Il mistero della SS. Trinità, che si spiega meglio con l’amore che con le parole
di Michele Brambilla
«Oggi è la solennità della Santissima Trinità, e nel Vangelo della celebrazione Gesù ci presenta le altre due Persone divine, il Padre e lo Spirito Santo. Dello Spirito dice: “Non parlerà da sé stesso, ma prenderà quel che è mio e ve lo annuncerà”. E poi, a proposito del Padre, dice: “Tutto quello che il Padre possiede è mio” (Gv 16,14-15)», spiega Papa Francesco introducendo l’Angelus del 12 giugno. «Notiamo che lo Spirito Santo parla, ma non di sé stesso: annuncia Gesù e rivela il Padre. E notiamo anche che il Padre, il quale tutto possiede, perché è l’origine di ogni cosa, dà al Figlio tutto quello che possiede»: non è quindi una conoscenza teorica, ma un’intimità profonda tra le Persone divine.
«E ora guardiamo a noi, a ciò di cui parliamo e a quello che possediamo. Quando parliamo, sempre vogliamo che si dica bene di noi e spesso parliamo solo di noi stessi e di quello che facciamo. Quante volte! “Io ho fatto questo, quell’altro…”, “Avevo questo problema…”. Sempre si parla così. Quanta differenza rispetto allo Spirito Santo, che parla annunciando gli altri, e il Padre il Figlio», senza nessuna gelosia e senza brama di possesso. «Ecco allora», deduce il Papa, «che festeggiare la Santissima Trinità non è tanto un esercizio teologico, ma una rivoluzione del nostro modo di vivere. Dio, nel quale ogni Persona vive per l’altra in continua relazione, in continuo rapporto, non per sé stessa, ci provoca a vivere con gli altri e per gli altri». La SS. Trinità non si può spiegare a parole, ma va fatta comprendere testimoniando l’amore che La pervade.

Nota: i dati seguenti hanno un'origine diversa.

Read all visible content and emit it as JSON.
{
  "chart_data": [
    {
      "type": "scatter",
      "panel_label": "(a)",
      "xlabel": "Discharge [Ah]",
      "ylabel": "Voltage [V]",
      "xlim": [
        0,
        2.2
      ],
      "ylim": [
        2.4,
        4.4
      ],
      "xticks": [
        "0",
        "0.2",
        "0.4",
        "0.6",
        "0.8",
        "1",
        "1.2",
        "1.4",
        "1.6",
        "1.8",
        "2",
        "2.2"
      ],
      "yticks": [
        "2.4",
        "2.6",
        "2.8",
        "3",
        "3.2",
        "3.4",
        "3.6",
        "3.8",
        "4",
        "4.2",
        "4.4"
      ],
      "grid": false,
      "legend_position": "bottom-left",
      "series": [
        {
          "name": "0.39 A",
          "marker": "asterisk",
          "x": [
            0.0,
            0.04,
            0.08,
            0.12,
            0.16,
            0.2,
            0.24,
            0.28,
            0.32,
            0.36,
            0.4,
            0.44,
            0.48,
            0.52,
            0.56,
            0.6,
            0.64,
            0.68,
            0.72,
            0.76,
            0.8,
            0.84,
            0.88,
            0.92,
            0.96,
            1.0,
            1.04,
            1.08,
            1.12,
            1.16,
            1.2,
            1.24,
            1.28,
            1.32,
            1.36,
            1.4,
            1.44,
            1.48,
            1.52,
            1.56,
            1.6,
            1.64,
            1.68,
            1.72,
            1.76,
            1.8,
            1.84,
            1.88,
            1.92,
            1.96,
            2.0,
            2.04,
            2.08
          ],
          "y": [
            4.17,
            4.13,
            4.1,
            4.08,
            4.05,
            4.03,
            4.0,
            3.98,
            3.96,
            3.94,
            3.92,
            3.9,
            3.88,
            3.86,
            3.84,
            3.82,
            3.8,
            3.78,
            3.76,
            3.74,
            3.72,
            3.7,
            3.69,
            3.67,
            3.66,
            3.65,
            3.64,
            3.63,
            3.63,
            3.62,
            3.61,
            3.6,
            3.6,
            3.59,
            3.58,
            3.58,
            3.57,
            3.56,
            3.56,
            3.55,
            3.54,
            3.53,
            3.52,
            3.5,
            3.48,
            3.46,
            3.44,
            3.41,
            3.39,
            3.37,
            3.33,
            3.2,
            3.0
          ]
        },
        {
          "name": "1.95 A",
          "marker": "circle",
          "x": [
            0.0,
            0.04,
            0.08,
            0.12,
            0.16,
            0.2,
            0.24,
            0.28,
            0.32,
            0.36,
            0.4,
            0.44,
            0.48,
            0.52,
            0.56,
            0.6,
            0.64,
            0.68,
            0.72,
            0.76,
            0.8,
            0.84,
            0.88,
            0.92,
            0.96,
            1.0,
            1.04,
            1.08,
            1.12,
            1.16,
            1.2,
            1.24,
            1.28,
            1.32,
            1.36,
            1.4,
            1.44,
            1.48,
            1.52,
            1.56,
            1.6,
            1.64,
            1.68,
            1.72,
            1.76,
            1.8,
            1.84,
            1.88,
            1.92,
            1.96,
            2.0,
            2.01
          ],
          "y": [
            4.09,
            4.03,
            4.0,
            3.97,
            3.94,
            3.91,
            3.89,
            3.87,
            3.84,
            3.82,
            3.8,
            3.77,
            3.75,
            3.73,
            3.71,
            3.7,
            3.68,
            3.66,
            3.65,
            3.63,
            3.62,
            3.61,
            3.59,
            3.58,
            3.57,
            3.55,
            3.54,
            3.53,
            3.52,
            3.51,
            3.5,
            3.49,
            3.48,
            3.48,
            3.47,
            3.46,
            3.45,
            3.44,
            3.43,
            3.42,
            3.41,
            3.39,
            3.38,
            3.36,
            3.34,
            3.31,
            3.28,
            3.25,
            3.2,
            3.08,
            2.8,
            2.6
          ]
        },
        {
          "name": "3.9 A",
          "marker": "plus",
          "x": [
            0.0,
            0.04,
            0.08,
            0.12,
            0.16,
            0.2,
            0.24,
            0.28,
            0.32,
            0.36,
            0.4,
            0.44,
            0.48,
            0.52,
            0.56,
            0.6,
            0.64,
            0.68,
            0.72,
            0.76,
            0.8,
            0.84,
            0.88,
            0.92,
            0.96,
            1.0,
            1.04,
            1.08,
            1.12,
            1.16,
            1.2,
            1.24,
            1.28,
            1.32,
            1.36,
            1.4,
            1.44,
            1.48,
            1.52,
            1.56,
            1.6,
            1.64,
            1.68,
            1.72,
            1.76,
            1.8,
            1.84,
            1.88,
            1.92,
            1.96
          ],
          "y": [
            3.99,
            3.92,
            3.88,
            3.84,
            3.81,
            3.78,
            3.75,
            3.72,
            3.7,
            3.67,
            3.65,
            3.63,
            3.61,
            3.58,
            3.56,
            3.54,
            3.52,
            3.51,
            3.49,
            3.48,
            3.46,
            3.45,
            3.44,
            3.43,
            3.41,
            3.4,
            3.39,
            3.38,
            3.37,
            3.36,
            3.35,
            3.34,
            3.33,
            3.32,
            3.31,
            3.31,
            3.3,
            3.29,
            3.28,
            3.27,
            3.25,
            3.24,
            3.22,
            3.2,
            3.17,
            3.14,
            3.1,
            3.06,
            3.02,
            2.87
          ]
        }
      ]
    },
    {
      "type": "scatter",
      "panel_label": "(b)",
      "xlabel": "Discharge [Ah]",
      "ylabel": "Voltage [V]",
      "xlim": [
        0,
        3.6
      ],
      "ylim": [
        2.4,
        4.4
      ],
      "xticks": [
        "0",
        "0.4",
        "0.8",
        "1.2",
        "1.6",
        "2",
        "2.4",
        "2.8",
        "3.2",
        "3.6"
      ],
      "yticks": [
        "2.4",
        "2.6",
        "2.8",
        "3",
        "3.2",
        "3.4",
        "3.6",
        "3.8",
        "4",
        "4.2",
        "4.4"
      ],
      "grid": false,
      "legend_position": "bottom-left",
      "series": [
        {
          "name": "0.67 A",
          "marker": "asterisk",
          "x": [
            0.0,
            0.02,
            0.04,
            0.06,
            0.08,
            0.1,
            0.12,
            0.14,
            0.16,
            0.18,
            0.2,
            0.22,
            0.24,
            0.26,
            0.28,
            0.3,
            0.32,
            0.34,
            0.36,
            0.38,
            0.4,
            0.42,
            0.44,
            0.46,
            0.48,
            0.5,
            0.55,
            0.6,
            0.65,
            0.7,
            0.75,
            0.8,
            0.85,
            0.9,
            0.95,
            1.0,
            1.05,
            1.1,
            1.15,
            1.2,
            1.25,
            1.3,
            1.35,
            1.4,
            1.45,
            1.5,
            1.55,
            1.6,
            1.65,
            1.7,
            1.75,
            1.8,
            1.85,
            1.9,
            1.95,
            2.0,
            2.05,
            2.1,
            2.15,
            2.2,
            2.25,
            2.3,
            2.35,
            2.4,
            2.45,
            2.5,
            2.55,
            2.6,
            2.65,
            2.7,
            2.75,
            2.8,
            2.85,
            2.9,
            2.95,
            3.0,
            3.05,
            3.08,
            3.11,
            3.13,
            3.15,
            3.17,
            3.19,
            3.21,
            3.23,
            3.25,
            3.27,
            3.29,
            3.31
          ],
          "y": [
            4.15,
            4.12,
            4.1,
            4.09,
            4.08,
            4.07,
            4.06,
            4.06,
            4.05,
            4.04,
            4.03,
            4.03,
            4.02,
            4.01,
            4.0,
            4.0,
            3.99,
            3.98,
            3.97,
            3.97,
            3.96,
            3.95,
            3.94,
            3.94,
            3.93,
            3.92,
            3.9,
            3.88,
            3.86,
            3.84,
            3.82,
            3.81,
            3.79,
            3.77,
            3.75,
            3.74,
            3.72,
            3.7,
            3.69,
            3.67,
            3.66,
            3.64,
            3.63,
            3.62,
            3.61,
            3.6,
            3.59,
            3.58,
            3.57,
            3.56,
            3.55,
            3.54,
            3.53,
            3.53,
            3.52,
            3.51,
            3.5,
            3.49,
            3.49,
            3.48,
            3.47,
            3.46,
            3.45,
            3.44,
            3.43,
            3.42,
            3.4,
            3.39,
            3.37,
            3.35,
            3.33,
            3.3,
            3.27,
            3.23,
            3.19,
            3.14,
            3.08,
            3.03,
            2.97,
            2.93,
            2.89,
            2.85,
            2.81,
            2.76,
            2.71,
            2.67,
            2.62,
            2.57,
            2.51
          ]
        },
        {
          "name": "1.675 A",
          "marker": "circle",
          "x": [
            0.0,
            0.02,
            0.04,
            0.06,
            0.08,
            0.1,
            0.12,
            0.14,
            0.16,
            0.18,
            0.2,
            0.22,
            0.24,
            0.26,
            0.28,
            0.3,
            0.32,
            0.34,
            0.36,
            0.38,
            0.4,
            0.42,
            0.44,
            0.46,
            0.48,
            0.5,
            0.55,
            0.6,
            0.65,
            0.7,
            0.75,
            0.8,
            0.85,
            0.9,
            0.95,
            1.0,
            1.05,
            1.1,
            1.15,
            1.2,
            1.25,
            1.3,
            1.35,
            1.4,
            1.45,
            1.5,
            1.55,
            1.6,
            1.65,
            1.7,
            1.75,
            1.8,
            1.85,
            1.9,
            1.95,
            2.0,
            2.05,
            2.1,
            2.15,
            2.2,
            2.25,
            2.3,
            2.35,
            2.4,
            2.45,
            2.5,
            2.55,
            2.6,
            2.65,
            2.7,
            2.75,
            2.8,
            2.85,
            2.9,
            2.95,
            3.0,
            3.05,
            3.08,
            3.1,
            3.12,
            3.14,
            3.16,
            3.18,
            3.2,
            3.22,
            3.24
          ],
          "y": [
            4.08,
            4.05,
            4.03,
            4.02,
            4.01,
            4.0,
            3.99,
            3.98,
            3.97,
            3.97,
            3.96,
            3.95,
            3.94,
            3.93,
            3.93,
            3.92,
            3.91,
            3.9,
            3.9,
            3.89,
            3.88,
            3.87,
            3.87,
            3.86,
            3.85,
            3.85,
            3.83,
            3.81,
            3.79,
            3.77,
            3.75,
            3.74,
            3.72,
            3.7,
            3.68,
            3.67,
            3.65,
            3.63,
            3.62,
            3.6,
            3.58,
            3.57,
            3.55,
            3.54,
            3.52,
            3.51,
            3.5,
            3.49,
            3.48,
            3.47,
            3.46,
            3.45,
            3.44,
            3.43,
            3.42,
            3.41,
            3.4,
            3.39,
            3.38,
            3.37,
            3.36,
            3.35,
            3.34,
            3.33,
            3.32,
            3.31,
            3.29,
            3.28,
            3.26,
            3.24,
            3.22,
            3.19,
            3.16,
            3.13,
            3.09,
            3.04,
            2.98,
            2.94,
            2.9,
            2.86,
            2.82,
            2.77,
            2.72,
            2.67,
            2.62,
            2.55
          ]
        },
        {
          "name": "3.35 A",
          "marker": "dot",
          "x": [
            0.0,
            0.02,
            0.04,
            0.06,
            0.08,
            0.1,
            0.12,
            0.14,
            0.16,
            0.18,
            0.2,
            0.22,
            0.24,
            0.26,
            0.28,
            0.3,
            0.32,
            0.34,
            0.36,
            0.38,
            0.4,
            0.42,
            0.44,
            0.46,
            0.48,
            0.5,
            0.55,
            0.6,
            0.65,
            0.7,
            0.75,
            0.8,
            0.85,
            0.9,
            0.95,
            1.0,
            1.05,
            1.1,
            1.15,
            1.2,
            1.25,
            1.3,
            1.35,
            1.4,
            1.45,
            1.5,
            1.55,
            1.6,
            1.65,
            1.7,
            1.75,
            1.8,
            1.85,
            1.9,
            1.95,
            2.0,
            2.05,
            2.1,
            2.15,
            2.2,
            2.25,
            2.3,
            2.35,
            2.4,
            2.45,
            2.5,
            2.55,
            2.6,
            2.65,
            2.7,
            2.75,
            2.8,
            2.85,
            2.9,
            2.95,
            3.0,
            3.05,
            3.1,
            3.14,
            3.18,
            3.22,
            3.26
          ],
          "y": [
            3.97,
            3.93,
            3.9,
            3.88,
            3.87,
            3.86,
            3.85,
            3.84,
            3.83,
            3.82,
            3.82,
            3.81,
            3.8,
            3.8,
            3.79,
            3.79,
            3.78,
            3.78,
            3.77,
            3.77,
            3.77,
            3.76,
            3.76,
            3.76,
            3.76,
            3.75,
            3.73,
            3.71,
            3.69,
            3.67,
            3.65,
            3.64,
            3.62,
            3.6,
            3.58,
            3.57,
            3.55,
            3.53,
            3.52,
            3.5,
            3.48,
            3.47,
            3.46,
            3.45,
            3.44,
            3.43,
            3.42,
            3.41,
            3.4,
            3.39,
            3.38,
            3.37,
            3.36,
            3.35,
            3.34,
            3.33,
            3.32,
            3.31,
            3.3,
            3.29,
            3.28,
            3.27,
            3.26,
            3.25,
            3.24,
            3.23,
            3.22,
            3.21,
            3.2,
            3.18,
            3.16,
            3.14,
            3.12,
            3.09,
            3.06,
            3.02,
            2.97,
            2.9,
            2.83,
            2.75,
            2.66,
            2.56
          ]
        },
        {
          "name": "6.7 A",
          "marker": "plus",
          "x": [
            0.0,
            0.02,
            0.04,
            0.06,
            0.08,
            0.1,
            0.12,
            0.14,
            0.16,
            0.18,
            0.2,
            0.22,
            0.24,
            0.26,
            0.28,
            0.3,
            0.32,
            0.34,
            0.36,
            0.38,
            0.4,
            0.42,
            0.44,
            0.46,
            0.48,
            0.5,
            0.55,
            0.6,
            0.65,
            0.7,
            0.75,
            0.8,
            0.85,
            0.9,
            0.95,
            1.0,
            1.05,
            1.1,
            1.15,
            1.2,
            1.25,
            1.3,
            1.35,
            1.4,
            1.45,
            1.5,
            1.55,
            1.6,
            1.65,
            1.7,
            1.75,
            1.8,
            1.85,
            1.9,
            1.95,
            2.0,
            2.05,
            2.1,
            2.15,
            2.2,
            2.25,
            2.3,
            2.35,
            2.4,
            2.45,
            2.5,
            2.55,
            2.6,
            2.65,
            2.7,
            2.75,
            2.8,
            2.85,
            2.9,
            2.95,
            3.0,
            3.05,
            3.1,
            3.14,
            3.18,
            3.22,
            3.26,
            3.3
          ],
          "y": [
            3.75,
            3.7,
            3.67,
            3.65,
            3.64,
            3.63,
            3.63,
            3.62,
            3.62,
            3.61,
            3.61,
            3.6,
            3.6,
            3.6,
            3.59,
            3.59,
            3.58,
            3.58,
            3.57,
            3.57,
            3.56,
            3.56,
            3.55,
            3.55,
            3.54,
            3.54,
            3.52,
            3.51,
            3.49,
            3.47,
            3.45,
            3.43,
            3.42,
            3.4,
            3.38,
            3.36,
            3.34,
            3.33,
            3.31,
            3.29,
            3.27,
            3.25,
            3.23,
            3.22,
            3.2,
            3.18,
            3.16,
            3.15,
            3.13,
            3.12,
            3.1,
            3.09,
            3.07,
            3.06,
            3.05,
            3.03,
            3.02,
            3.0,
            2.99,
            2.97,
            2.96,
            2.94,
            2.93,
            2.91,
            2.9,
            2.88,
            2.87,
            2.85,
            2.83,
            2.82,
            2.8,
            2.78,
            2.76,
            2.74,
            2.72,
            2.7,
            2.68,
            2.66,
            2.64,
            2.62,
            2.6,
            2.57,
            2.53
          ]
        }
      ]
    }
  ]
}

«Il Dio trino e unico, cari fratelli e sorelle, va mostrato così, con i fatti prima che con le parole», insiste il Pontefice. «Dio, che è autore della vita, si trasmette meno attraverso i libri e più attraverso la testimonianza di vita. Egli che, come scrive l’evangelista Giovanni, “è amore” (1 Gv 4,16), si rivela attraverso l’amore. Pensiamo alle persone buone, generose, miti che abbiamo incontrato: ricordando il loro modo di pensare e di agire, possiamo avere un piccolo riflesso di Dio-Amore», esemplifica il Santo Padre.
«Per capirlo meglio, pensiamo ai nomi delle Persone divine, che pronunciamo ogni volta che facciamo il segno della croce: in ciascun nome c’è la presenza dell’altro. Il Padre, ad esempio, non sarebbe tale senza il Figlio; così pure il Figlio non può essere pensato da solo, ma sempre come Figlio del Padre. E lo Spirito Santo, a sua volta, è Spirito del Padre e del Figlio. In breve, la Trinità ci insegna», sottolinea Francesco, «che non si può mai stare senza l’altro. Non siamo isole, siamo al mondo per vivere a immagine di Dio: aperti, bisognosi degli altri e bisognosi di aiutare gli altri». In proposito, «ieri a Breslavia, in Polonia, sono state beatificate suor Pasqualina Jahn e nove consorelle martiri, della Congregazione delle Suore di Santa Elisabetta, uccise alla fine della seconda guerra mondiale in un contesto ostile alla fede cristiana» dai soldati dell’Armata Rossa, che nel 1945 avanzava stuprando, profanando e uccidendo. «Queste dieci religiose, pur consapevoli del pericolo che correvano, rimasero accanto agli anziani e ai malati che stavano accudendo. Il loro esempio di fedeltà a Cristo aiuti tutti noi, specialmente i cristiani perseguitati in diverse parti del mondo, a testimoniare il Vangelo con coraggio», in particolare «è sempre vivo nel mio cuore il pensiero per la popolazione ucraina, afflitta dalla guerra. Il tempo che passa non raffreddi il nostro dolore e la nostra preoccupazione per quella gente martoriata. Per favore, non abituiamoci a questa tragica realtà! Abbiamola sempre nel cuore. Preghiamo e lottiamo per la pace».